Red Dragon by Thomas Harris

Just to get it out of the way so I don’t rant about it: read this book if you are unfamiliar of what “head-hopping” means and why it’s a treacherous tool used by writers.

In relation to Psycho and The Church of Dead Girls, Red Dragon does do a better job of giving the psycho his time to shine in the story. For CDG, the psycho killer was more just the impetus for the story, so a lack of him was understandable. Psycho took place in a short span of time where, while you got to know Norman Bates, things were still rushed due to events occurring in the story. Francis Dolarhyde, luckily, gets the chance to be a fully fleshed out character that the reader can empathize with. But i think that is part of the reason this is a flawed story.

To make Dolarhyde more than psycho killer, like Hannibal Lecter, Thomas Harris had to give a defined background to justify Dolarhyde’s current personality, and personal conflicts in which to grow through out the book. But because of those two things and they way they were executed, I began to lose empathy for him.

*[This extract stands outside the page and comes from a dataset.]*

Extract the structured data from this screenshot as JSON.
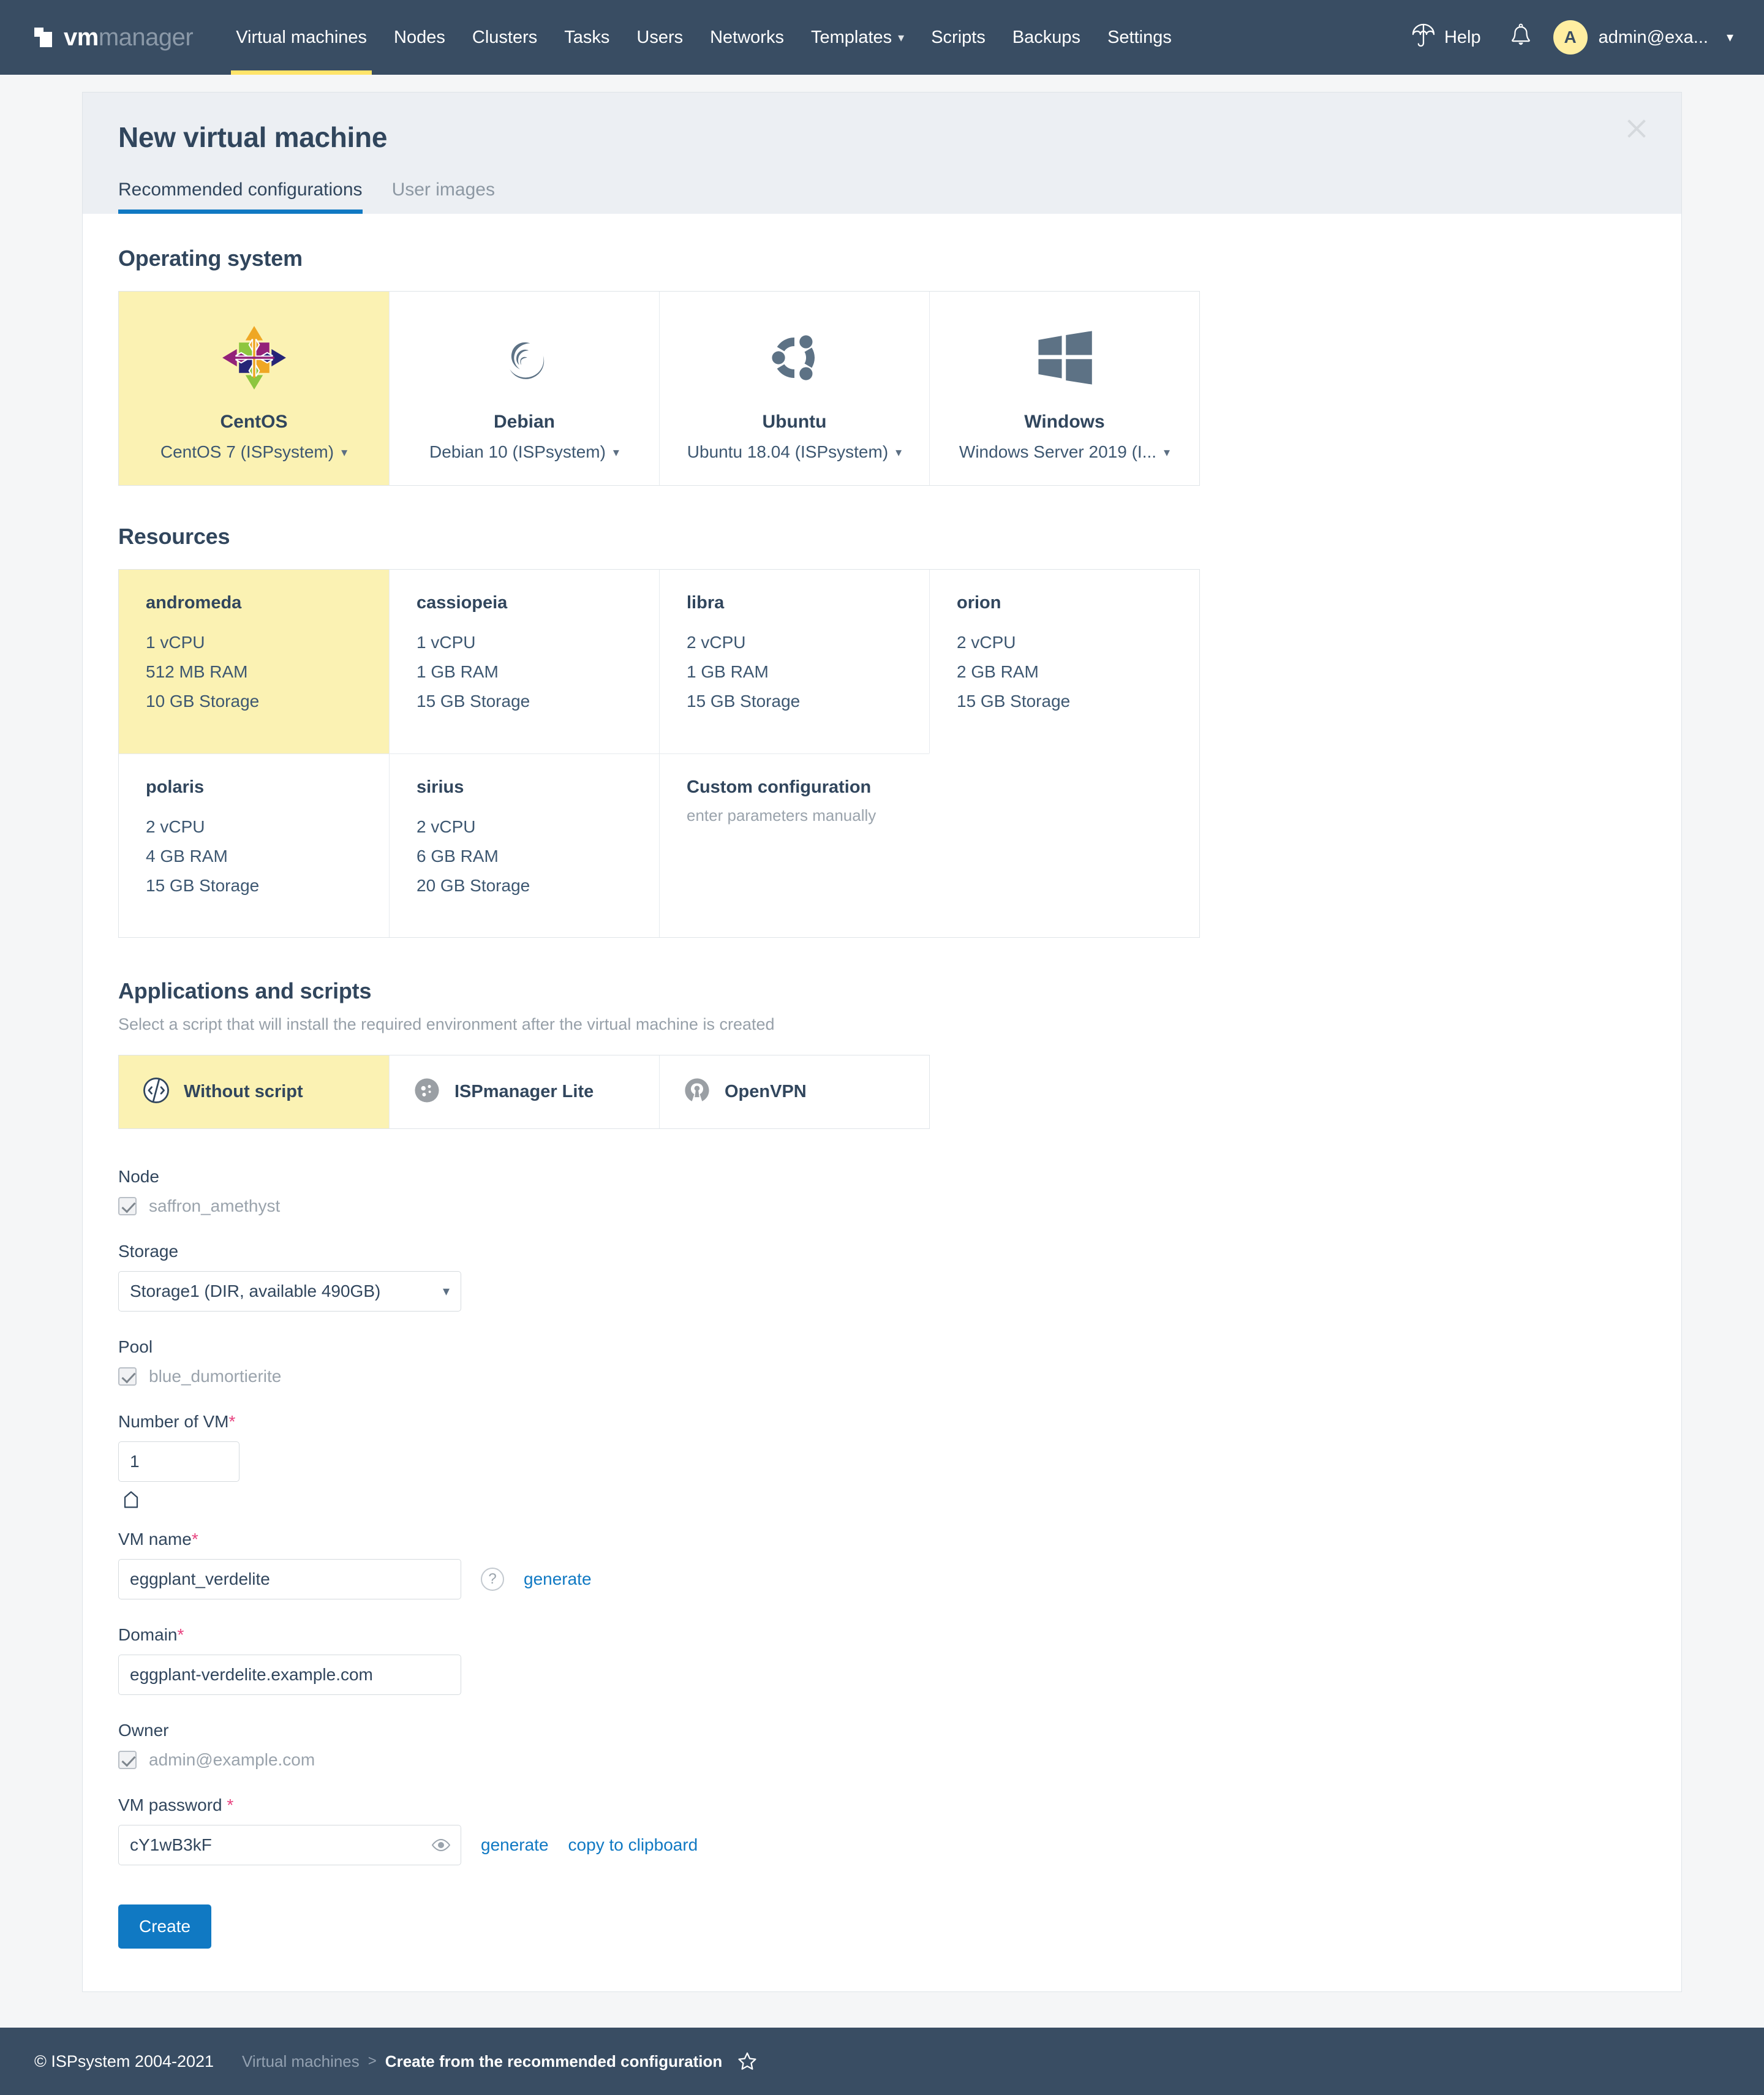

Let’s look at the background. I don’t think it was bad, but I think it wad badly managed. It all comes in the last third of the where signs point to an approaching climax and we suddenly get three or four chapters of backstory. It’s better than the two chapters on whaling in Moby Dick, because it connected back to the story, but worse in that all at the end of the story and I would want that information spread out so as the action builds, my empathy for him builds. In this instance, I have to say the movie portrayed all of this much better than the book with that sweeping shot traveling through the house and we hear the “echoes of the past.”

Up until the introduction of Reba McClane, Dolarhyde was a lot like Lecter. He was an inhuman being, pretending to be human. But once Reba comes in–again in the last third of the book–as a love interest, Harris uses that to try to make him human. By doing that, he ultimately destroys the effectiveness of Dolarhyde as a psycho. First, I’ve read a lot of stories that involve schizophrenics, good and bad, and it’s very hard to believe that after one act of sex that Dolarhyde would suddenly start to hear voices telling him to kill. It reeks of deus ex machina. Harris had to see that by leading Dolarhyde down this path, he’s not going to get the ending he wants, so he has to contrive this voice of the Dragon to be at conflict with him. If there were mentioned of him hearing The Dragon before, it would have been more palatable–no pun intended. Then it would have just been like Golem in the Lord of the Rings. Second, like monsters, you can go one of two ways if they are going to be a POV character: completely human or completely inhuman. but trying to play both in the story never works. Dolarhyde starts of the book as an inhuman killer, much like Lecter. His methods and precision are terrifying. He is untraceable. He’s a boogeyman. With the inclusion of the background information that then leads directly into the relationship Reba, there is an intentional shift in trying to re-characterize Dolarhyde as a human. You don’t see a lot of that happen because to do that in a book you would need the length of it to really portray the mental journey needed to change that kind of character. You also have to stick with that journey till the ultimate revelation of the killers humanity. By doing neither of the things, Harris confuses the purpose of Dolarhyde and his effectiveness as a metaphor within the story.

3 thoughts on “Red Dragon by Thomas Harris

  1. Pingback: Review: Red Dragon by Thomas Harris | Just Josh

  2. I love your line, “He was an inhuman being, pretending to be human.” The most monstrous monsters are doing just that. They become extra scary because they have the ability to blend in with everyone and they become harder to see and pick out.